The TIE crack team of lawyers is all over Halbig, so I’m not going near it. (Seriously, @nicholas_bagley is making Austin and I look like amateur bloggers). But there are other things to cover, and Maggie Fox published a doozy yesterday:
Eleven out of 12 fake applications for government-subsidized health insurance got through a verification process and the bogus beneficiaries are still covered, the Government Accountability Office said Tuesday.
The GAO launched the sting to check to see how well the Obamacare process checks for counterfeit applications. The results were messy, GAO’s Seto Bagdoyan says in testimony prepared for a hearing Wednesday of the House Ways and Means oversight subcommittee.

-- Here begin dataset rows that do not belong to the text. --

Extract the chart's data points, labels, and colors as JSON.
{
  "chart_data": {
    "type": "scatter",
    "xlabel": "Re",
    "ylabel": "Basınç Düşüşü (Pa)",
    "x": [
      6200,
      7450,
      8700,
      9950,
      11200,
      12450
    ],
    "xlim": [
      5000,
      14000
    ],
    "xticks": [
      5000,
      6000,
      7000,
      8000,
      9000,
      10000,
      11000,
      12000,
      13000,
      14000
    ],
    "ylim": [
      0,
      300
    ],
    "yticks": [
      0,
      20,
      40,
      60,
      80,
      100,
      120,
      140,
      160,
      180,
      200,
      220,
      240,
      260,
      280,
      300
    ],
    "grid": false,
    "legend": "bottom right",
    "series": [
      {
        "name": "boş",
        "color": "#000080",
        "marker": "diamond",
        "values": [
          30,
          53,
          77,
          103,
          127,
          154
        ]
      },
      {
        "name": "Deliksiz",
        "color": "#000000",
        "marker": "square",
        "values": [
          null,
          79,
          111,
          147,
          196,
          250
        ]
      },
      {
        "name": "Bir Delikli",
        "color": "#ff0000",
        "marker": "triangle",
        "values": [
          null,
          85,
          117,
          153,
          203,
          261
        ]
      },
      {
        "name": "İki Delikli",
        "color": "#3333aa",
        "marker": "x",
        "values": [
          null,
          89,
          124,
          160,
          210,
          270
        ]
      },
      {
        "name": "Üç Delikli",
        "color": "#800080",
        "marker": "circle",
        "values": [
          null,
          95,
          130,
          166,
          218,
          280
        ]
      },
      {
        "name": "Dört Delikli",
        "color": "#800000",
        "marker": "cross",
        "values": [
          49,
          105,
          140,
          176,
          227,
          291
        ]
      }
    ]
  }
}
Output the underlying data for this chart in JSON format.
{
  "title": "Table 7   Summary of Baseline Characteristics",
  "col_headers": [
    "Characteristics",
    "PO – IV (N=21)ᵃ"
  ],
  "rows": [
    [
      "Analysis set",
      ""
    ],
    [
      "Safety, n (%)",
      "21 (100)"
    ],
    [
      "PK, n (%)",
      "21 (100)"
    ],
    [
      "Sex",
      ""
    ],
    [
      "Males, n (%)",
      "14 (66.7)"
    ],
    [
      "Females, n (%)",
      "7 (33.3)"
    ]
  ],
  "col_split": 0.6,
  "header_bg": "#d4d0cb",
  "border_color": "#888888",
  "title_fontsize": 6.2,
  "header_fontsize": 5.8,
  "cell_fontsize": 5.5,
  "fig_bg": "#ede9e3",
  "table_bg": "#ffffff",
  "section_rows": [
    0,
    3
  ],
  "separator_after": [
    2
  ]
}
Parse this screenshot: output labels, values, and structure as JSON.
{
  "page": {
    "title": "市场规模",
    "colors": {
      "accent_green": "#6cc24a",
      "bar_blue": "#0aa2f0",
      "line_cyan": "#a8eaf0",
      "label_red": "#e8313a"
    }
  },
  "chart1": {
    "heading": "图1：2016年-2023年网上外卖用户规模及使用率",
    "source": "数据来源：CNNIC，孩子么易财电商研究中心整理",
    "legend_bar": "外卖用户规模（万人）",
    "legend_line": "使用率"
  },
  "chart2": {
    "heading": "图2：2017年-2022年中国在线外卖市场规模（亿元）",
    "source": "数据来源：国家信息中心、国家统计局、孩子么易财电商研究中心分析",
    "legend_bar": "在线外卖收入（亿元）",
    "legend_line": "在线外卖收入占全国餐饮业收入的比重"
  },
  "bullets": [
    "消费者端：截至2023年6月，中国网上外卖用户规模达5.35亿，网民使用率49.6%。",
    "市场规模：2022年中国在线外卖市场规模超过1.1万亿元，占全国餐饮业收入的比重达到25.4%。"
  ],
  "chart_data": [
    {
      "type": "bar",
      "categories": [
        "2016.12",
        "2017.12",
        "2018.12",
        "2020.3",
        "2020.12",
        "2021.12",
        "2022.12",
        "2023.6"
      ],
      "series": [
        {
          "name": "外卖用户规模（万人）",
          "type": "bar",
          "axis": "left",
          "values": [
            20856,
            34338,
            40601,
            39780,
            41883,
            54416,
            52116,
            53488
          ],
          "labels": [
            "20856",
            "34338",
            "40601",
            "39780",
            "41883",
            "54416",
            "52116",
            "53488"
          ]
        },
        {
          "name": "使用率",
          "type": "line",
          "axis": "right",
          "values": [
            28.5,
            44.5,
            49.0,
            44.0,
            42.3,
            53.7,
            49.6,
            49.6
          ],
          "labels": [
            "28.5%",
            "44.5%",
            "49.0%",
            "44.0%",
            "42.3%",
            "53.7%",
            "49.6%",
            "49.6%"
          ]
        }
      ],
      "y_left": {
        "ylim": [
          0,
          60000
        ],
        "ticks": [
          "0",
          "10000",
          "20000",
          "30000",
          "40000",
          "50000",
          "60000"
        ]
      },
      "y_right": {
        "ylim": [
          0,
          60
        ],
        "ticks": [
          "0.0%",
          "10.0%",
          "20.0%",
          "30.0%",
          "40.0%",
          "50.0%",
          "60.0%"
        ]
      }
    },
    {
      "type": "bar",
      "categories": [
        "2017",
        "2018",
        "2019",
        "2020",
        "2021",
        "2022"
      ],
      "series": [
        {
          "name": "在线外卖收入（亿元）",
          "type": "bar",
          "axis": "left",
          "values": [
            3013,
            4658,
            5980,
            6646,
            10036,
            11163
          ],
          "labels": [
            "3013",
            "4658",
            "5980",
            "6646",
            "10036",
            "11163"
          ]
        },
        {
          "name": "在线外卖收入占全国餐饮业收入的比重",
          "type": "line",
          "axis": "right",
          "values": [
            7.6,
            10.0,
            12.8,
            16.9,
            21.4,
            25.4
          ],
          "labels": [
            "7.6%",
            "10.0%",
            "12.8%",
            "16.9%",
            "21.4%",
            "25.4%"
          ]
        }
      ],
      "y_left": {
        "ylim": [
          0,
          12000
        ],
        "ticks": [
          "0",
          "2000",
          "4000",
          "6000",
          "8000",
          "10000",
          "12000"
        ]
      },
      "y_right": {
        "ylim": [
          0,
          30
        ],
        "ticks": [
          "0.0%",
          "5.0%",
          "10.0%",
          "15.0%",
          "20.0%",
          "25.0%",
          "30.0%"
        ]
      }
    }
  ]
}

“The federal marketplace approved coverage for 11 of our 12 fictitious applicants who initially applied online, or by telephone,” Bagdoyan, who directs GAO’s Forensic Audits and Investigative Service, said in testimony obtained by NBC News.
The GAO submitted totally fake applications to Obamacare to see if they could get approved. Most of them got approved. Heck, at least half of them got subsidies.
Some partisans will jump on this as another reason to scrap the whole law, and that’s not where I’m going with this. But this lack of oversight just isn’t acceptable. The GAO should be checking this stuff, and the administration should be responding to it. Let’s see what happens.